Complainant has presented evidence showing that Respondent has registered the disputed domain name to create a false association with Complainant given the confusing similarity of the disputed domain name to Complainant’s Mark, and using it with the intent of misleadingly diverting consumers to a website allegedly owned and operated by an entity associated with Complainant for commercial gain. The evidence on record shows that the disputed domain name purports to offer transport infrastructure services and products in direct competition with the services offered by Complainant in connection with its ALSTOM Mark. Respondent is clearly using Complainant's ALSTOM Mark to misleadingly divert consumers to his website for ostensible commercial gain, based on the confusion caused by his use of the ALSTOM Mark without authorization. Clearly, the disputed domain name is not being used in furtherance of a legitimate noncommercial or fair use.
Furthermore, Respondent has not submitted any arguments or evidence to rebut Complainant’s prima facie case, particularly regarding Complainant’s contention that it has never authorized, licensed, or permitted Respondent to use any of Complainant’s Mark in any way. Furthermore, there is no evidence on record suggesting that Respondent is commonly known by the disputed domain name.

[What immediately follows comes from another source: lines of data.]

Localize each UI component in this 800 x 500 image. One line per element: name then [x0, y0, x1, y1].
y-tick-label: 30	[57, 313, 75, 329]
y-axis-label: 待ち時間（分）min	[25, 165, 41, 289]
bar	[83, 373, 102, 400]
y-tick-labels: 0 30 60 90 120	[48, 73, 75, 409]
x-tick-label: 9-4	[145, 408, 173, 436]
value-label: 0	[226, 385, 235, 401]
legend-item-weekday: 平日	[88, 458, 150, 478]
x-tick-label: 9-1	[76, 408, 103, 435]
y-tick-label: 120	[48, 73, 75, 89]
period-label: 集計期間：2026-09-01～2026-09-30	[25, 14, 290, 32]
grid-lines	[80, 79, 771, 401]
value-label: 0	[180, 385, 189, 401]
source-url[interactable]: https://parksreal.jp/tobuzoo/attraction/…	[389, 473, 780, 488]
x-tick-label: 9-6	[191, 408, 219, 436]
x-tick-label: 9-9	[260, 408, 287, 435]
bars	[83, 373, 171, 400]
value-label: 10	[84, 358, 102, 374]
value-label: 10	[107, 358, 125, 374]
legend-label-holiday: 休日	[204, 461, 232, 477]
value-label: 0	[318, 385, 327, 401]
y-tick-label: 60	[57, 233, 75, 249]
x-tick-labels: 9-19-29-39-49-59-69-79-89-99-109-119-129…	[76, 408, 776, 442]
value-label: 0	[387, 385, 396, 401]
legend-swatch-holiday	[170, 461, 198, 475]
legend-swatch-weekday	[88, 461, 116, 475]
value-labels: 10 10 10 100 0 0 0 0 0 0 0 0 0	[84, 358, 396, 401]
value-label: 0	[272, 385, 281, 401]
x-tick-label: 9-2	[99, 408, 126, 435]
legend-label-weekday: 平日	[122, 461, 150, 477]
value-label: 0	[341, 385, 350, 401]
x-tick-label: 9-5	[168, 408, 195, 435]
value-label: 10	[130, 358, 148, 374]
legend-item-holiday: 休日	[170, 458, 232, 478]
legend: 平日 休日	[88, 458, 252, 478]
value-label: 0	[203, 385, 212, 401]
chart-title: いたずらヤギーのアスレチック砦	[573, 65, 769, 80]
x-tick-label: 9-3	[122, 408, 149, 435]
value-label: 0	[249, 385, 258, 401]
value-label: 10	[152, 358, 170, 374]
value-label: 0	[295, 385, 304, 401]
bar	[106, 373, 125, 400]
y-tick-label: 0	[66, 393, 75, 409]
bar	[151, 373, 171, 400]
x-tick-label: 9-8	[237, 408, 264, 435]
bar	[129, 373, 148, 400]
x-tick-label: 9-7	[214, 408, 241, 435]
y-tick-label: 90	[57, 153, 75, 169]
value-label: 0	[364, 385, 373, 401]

Therefore, the Panel concludes that Respondent does not have rights or a legitimate interests in the disputed domain name within the meaning of Policy paragraph 4(a)(ii).

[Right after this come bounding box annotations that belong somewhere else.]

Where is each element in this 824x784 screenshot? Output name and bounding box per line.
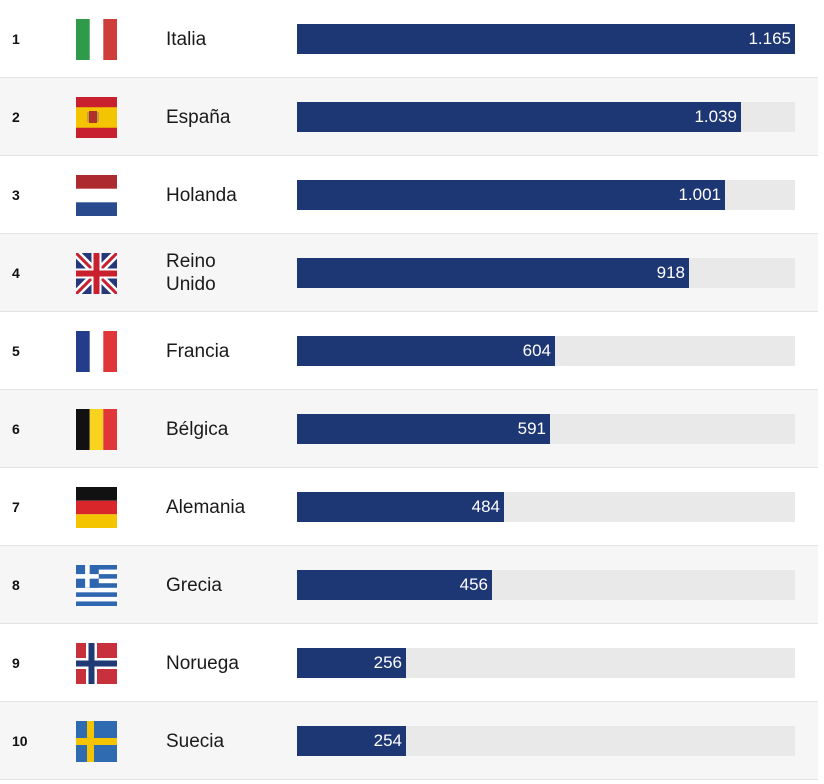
table-row: 7 Alemania 484 [0,468,818,546]
row-divider [0,623,818,624]
row-divider [0,389,818,390]
country-label: Reino Unido [166,251,216,295]
bar: 456 [297,570,492,600]
table-row: 5 Francia 604 [0,312,818,390]
germany-flag-icon [76,487,117,528]
bar-track: 591 [297,414,795,444]
bar-track: 254 [297,726,795,756]
country-label: Bélgica [166,418,229,440]
rank-label: 5 [12,343,20,359]
bar: 591 [297,414,550,444]
bar-track: 918 [297,258,795,288]
italy-flag-icon [76,19,117,60]
belgium-flag-icon [76,409,117,450]
row-divider [0,467,818,468]
bar-track: 1.001 [297,180,795,210]
row-divider [0,779,818,780]
table-row: 1 Italia 1.165 [0,0,818,78]
bar: 256 [297,648,406,678]
netherlands-flag-icon [76,175,117,216]
country-label: Noruega [166,652,239,674]
country-label: Alemania [166,496,246,518]
bar-track: 604 [297,336,795,366]
bar-track: 1.039 [297,102,795,132]
row-divider [0,545,818,546]
rank-label: 4 [12,265,20,281]
united-kingdom-flag-icon [76,253,117,294]
bar-value-label: 256 [373,653,402,672]
sweden-flag-icon [76,721,117,762]
table-row: 10 Suecia 254 [0,702,818,780]
country-label: Italia [166,28,207,50]
rank-label: 2 [12,109,20,125]
bar-value-label: 591 [517,419,546,438]
bar: 604 [297,336,555,366]
table-row: 6 Bélgica 591 [0,390,818,468]
bar-value-label: 1.165 [748,29,791,48]
bar-track: 1.165 [297,24,795,54]
table-row: 4 Reino Unido 918 [0,234,818,312]
country-label: Suecia [166,730,225,752]
row-divider [0,233,818,234]
norway-flag-icon [76,643,117,684]
rank-label: 6 [12,421,20,437]
bar-track: 256 [297,648,795,678]
table-row: 2 España 1.039 [0,78,818,156]
france-flag-icon [76,331,117,372]
row-divider [0,311,818,312]
bar: 1.165 [297,24,795,54]
bar: 1.001 [297,180,725,210]
row-divider [0,155,818,156]
rank-label: 8 [12,577,20,593]
rank-label: 7 [12,499,20,515]
spain-flag-icon [76,97,117,138]
bar: 918 [297,258,689,288]
country-label: España [166,106,231,128]
bar-value-label: 1.039 [694,107,737,126]
country-label: Grecia [166,574,222,596]
country-label: Francia [166,340,230,362]
bar: 484 [297,492,504,522]
bar: 254 [297,726,406,756]
greece-flag-icon [76,565,117,606]
bar-track: 456 [297,570,795,600]
bar-value-label: 918 [656,263,685,282]
bar: 1.039 [297,102,741,132]
bar-value-label: 254 [373,731,402,750]
rank-label: 10 [12,733,28,749]
rank-label: 3 [12,187,20,203]
bar-value-label: 1.001 [678,185,721,204]
table-row: 3 Holanda 1.001 [0,156,818,234]
table-row: 8 Grecia 456 [0,546,818,624]
country-label: Holanda [166,184,237,206]
bar-value-label: 456 [459,575,488,594]
bar-track: 484 [297,492,795,522]
rank-label: 1 [12,31,20,47]
row-divider [0,701,818,702]
rank-label: 9 [12,655,20,671]
bar-value-label: 604 [522,341,551,360]
row-divider [0,77,818,78]
bar-value-label: 484 [471,497,500,516]
table-row: 9 Noruega 256 [0,624,818,702]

C. Registered and Used in Bad Faith
The Policy indicates in paragraph 4(b)(iv) that bad faith registration and use can be found when, by using a disputed domain name, a respondent has intentionally attempted to attract, for commercial gain, Internet users to its website or other online location, by creating a likelihood of confusion with a complainant’s mark as to the source, sponsorship, affiliation, or endorsement of the website or location or of a product or service on the website or location.
Complainant provided ample evidence to show the widespread use and numerous Canadian registrations of the ALSTOM Mark that long predates Respondent’s registration of the disputed domain name. Therefore, Respondent was likely aware of the ALSTOM Mark when he registered the disputed domain name, or knew or should have known that it was identical or confusingly similar to Complainant’s ALSTOM mark. See WIPO Overview 3.0, section 3.2.1; see also TTT Moneycorp Limited v. Privacy Gods / Privacy Gods Limited, WIPO Case No. D2016-1973. Furthermore, Panels have consistently found that the mere registration of a domain name that is identical or confusingly similar to widely-known trademark by an unaffiliated entity can by itself create a presumption of bad faith. WIPO Overview 3.0, section 3.1.4.
Furthermore, the website at the disputed domain name at least purports to be a business that offers services identical or competitive with those offered under Complainant’s Mark, even though there are clear indications that the site is a façade and there is likely no actual functioning business operation behind the disputed domain name. Therefore, Respondent’s registration and use of the disputed domain name not only clearly indicate full knowledge of Complainant’s ALSTOM mark, but also an attempt to misleadingly divert consumers for its own commercial gain, and/or an attempt to otherwise profit from unauthorized use of Complainant’s Mark through the disputed domain name.
For these reasons, this Panel finds that Respondent’s registration and use of the disputed domain name were in bad faith, pursuant to paragraph 4(b)(iv) of the Policy.
For the foregoing reasons, in accordance with paragraphs 4(i) of the Policy and 15 of the Rules, the Panel orders that the disputed domain name, <alstomgridco.com> be transferred to Complainant.